Головорез проводил его ненавидящим взглядом.

— Не дури, — вспомнил тут же о нас, — ничего твоей Лагутиной не будет.

Так я тебе и поверила, что же, у меня ушей нет или они меня за дурочку держат? Но, немного поразмыслив, поняла, что лучше будет подчиниться и сложить оружие, ведь путь предстоит неблизкий, и кто его знает, что может приключиться с нами. Ха, вздумали так просто и быстро разделаться с Охотниковой! И я бросила к ногам Касымова свой «Макаров», ладони совсем вспотели, и рукоятка его была влажной.

— Вот это другой разговор, умница, — обрадовался Касымов и обратился к своим парням:

— Выводите их через склад, не забудьте сторожа убрать, лишних свидетелей нам не нужно.
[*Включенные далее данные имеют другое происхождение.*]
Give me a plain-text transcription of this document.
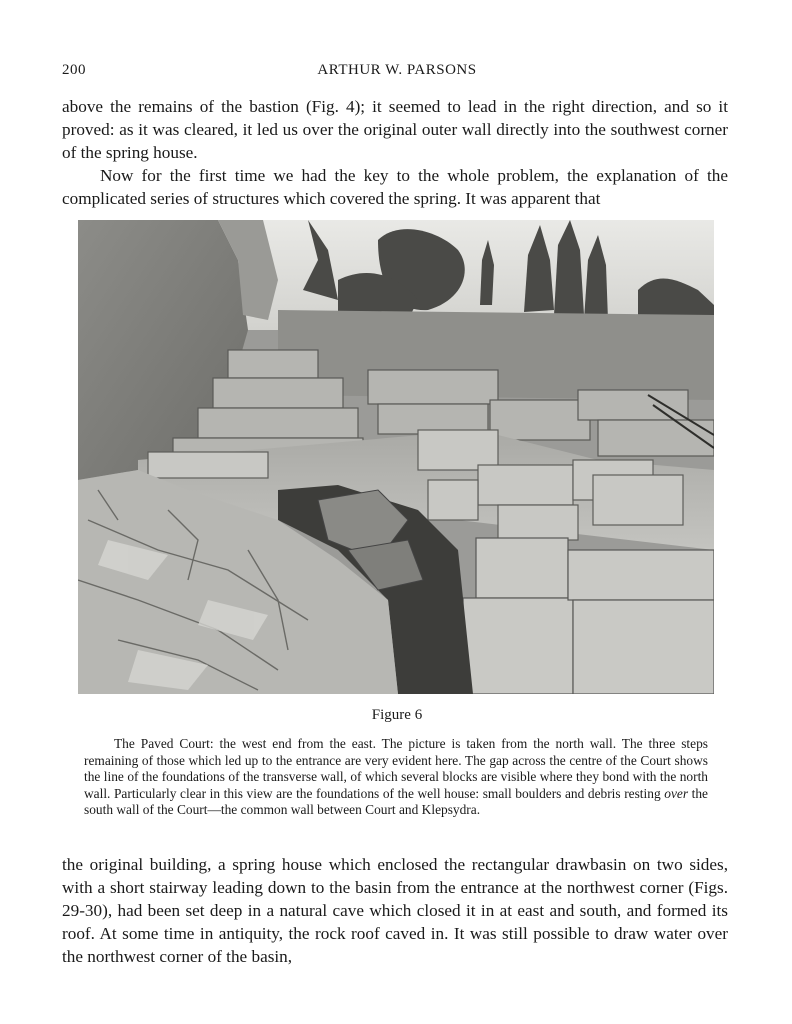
200	ARTHUR W. PARSONS

above the remains of the bastion (Fig. 4); it seemed to lead in the right direction, and so it proved: as it was cleared, it led us over the original outer wall directly into the southwest corner of the spring house.

Now for the first time we had the key to the whole problem, the explanation of the complicated series of structures which covered the spring. It was apparent that

Figure 6

The Paved Court: the west end from the east. The picture is taken from the north wall. The three steps remaining of those which led up to the entrance are very evident here. The gap across the centre of the Court shows the line of the foundations of the transverse wall, of which several blocks are visible where they bond with the north wall. Particularly clear in this view are the foundations of the well house: small boulders and debris resting over the south wall of the Court—the common wall between Court and Klepsydra.

the original building, a spring house which enclosed the rectangular drawbasin on two sides, with a short stairway leading down to the basin from the entrance at the northwest corner (Figs. 29-30), had been set deep in a natural cave which closed it in at east and south, and formed its roof. At some time in antiquity, the rock roof caved in. It was still possible to draw water over the northwest corner of the basin,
Один из подручных Касымова шагнул в маленькую комнатку за потайной дверью. Другой приблизился к нам и, ухватив меня и Анну Петровну за руки, втолкнул, не церемонясь, в каморку. Тут я заметила на столе гвоздодер, которым взламывала дверь. Вот он — наш шанс, наша дорога к спасению. Пока первый боевик выглядывал из двери, ведущей на склад, нет ли кого на площадке, я, воспользовавшись ситуацией, резко развернулась и двинула нашему конвоиру коленом в пах. Тот схватился за свое хозяйство, испугавшись за его сохранность и издав при этом дикий вопль. Я быстро втолкнула его обратно в кабинет и закрыла за ним дверь на засов. Надеюсь, это их задержит хотя бы ненадолго. Вся сцена длилась не более четырех секунд. Затем схватила железную палочку-выручалочку — первый уже развернулся ко мне лицом — и наотмашь, со всей силой саданула по его мерзкой физиономии.

Анна Петровна сразу же поняла мой замысел и отскочила в сторону, присела на корточки, поэтому за все время операции ни разу не помешала мне своим присутствием, не болталась под ногами, так сказать. А что? Оказывается, мы неплохая команда. Я схватила Лагутину за руку и потянула из этой каморки. Одним бандитом было меньше — удар пришелся ему точно в висок, причем гвоздодер так и остался торчать у него в башке. Мы уже пересекли площадку и спустились с лестницы, когда наверху раздались выстрелы — это оставшаяся троица палила в засов на двери. Я решила бежать не через черный ход, а попробовать затеряться в толпе, поэтому потащила Лагутину за собой прямиком в торговые павильоны. Но, как говорится, мы попали из огня да в полымя. На улице творилось что-то неописуемое. Толпа бесчинствующих молодчиков бросала камни и все попадавшиеся под руку предметы в окна супермаркета. Один увесистый булыжник даже пролетел над нашими головами, и мы едва успели пригнуться.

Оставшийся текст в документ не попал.